There are many elements that go into the mosaic of a strong local economy. The more a region’s economic prosperity flows from a diverse collection of community assets, the less susceptible it becomes to inevitable economic cycles or other impacts outside of its control.
Among the most important – and sometimes taken for granted – blocks of Northwest Michigan’s economic quilt are the region’s diverse and dynamic arts and cultural offerings. The Great Lakes are full of charming communities seeking to attract talent and visitors. Our “secret sauce” is an outsized arts and culture landscape that is as important to the region’s quality of life and economic potential as our prized beaches, bays and other treasured natural resources. Our region’s difference is that while Mother Nature created many of the features that make it unique and desirable, our arts and cultural attractions are solely the product of the foresight, dedication, generosity and hard work of many individuals achieved over generations to enrich the lives and experiences of both our residents and visitors.
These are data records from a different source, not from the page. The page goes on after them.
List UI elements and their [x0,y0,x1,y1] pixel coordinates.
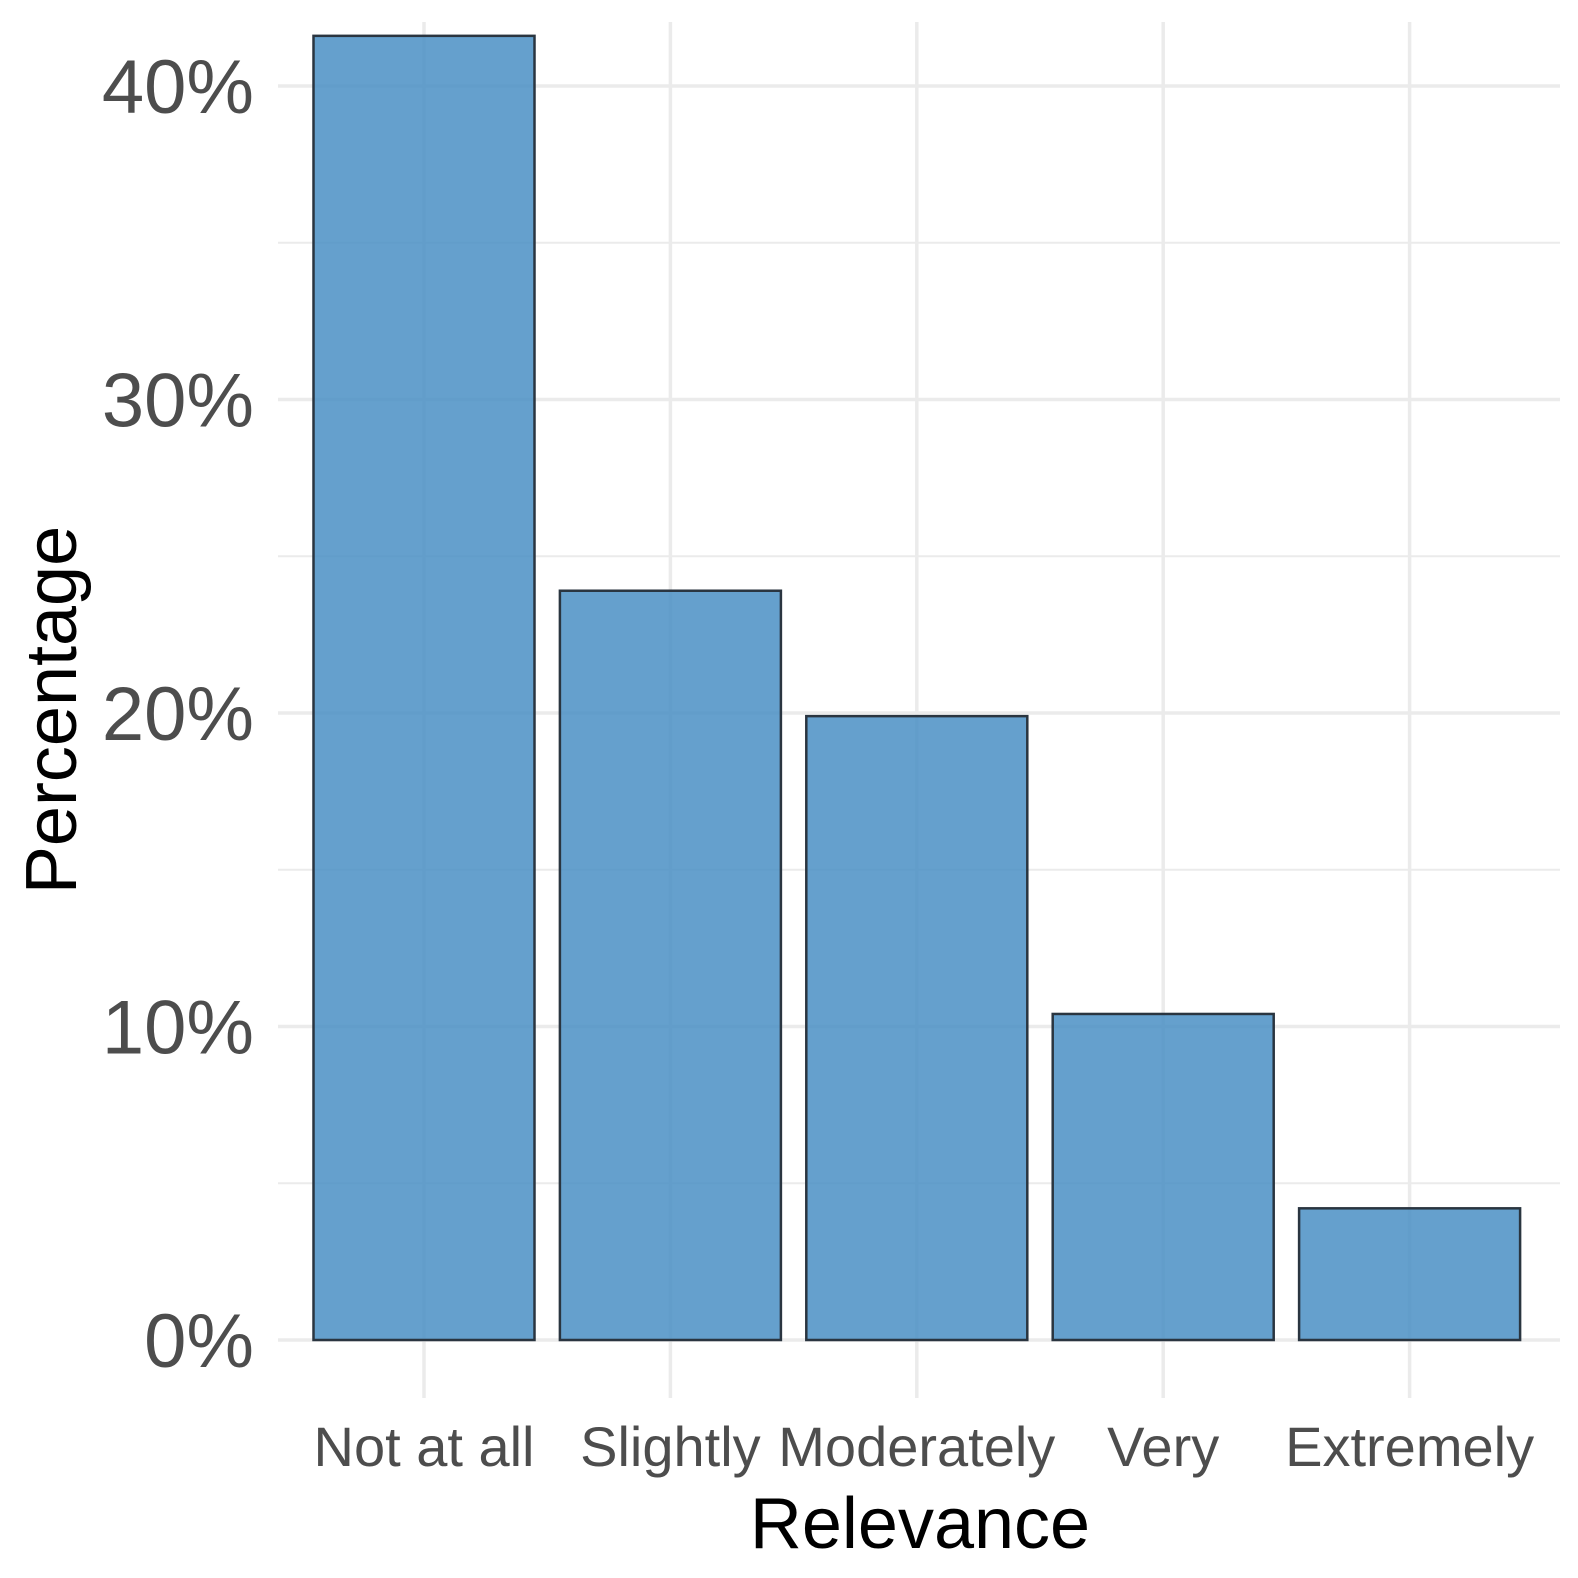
bar [1297,1207,1522,1342]
x-tick-label: Not at all [314,1415,535,1478]
x-tick-labels: Not at all Slightly Moderately Very Extremel… [314,1415,1535,1478]
x-tick-label: Moderately [778,1415,1055,1478]
x-tick-label: Slightly [580,1415,761,1478]
y-tick-labels: 0% 10% 20% 30% 40% [102,45,254,1384]
x-tick-label: Extremely [1285,1415,1534,1478]
y-tick-label: 10% [102,986,254,1071]
y-tick-label: 40% [102,45,254,130]
bar [312,34,536,1342]
y-tick-label: 0% [144,1299,254,1384]
y-tick-label: 30% [102,359,254,444]
bar [805,714,1029,1342]
bar [1051,1012,1275,1342]
x-tick-label: Very [1107,1415,1219,1478]
x-axis-title: Relevance [750,1484,1090,1564]
bars [312,34,1522,1342]
bar [558,589,783,1342]
y-tick-label: 20% [102,672,254,757]
y-axis-title: Percentage [12,526,92,894]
World-class arts and cultural offerings have been part of the community’s fabric for so long, it’s understandable how they sometimes fly under the radar. Their patrons often work quietly and behind the scenes, focused on results and sustainability over personal publicity. But their quiet resolve speaks volumes in terms of accomplishments – look at the decades of success from various institutions and organizations including the Interlochen Center for the Arts, Traverse Symphony Orchestra, Old Town Playhouse, and The Dennos at Northwestern Michigan College, which just completed a multi-million dollar renovation and expansion.
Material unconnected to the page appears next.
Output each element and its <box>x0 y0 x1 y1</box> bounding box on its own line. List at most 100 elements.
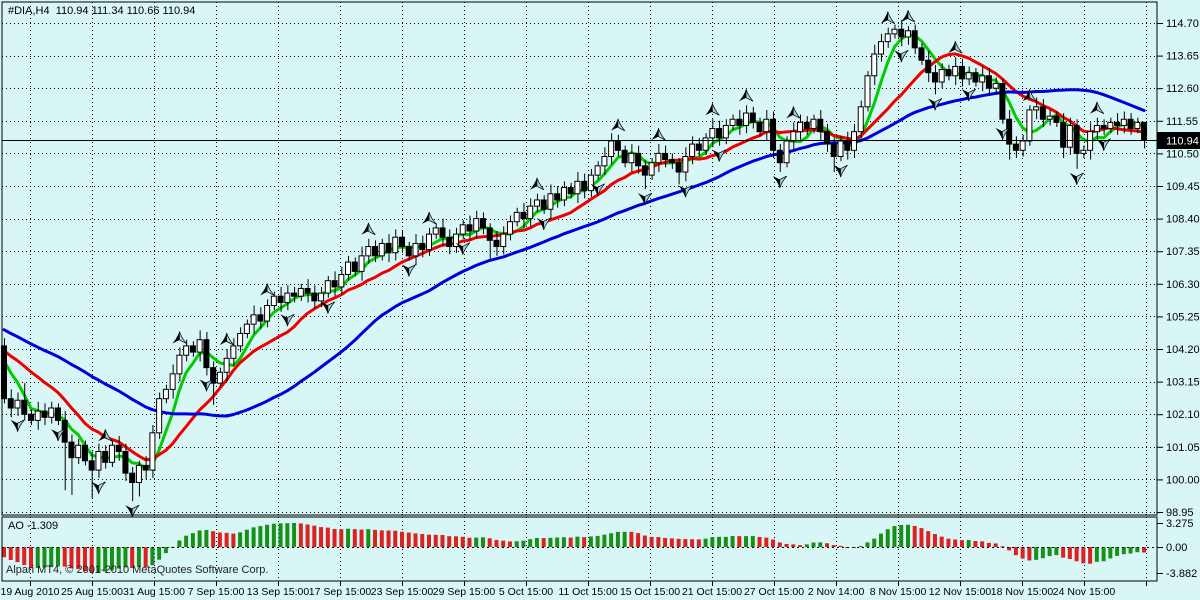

This rich history created a foundation for the success of other endeavors – including the revival of landmarks like the Historic City Opera House and State Theatre in downtown Traverse City. Those venues helped spawn more impactful innovations like the Traverse City Film Festival and the National Writers Series – events that put even more of a national spotlight on our arts and culture scene.
And that’s just the tip of the iceberg. Data from Networks Northwest identifies more than 100 arts and cultural organizations in the 10-county region, and upwards of 1,000 individual artists, musicians, performers, designers, gallery owners, filmmakers and others with creative interests. There are close to 1,000 creative sector businesses and non-profit organizations throughout the region, with close to 3,000 employees.
The Traverse City Area Chamber of Commerce understands the indisputable link between the arts, economic prosperity and quality of life. For years the Chamber has displayed the work of local artists throughout its facility, and several years ago welcomed the River Guardian metal sculpture outside its entrance overlooking the Boardman River. In 2011, the Chamber recognized Elnora Milliken with its prestigious Distinguished Service Award for her role in advancing the regional arts, including the aforementioned TSO and Old Town Playhouse. She was also among the early organizers of the Botanic Garden at Historic Barns Park, another amazing cultural institution created through an army of dedicated volunteers and visionaries.
It’s difficult to overstate the benefits of these community treasures and the impact of the people that power them. They are attractions to people who visit here, and year-round amenities for local residents. For the most part, they are just as relevant when it’s sunny and 80 degrees as when it’s 20 degrees and snowing. While all sorts of variables can impact our regional economy – from the weather to the stock market – our arts and cultural sector sustains and thrives through the creativity, enthusiasm and dedication of its practitioners and patrons.
The rest of us of us have the easy part. We can ensure our arts and cultural attractions continue to grow simply by enjoying them – take in a play, film or concert, tour our amazing galleries and museums, purchase a locally produced painting or craft piece, or enjoy a talk from a visiting author or artist. Support the advertisers and sponsors of our arts and cultural sector, or the organizations themselves. You’ll enrich yourself and build a stronger community at the same time – and what can be more rewarding than that?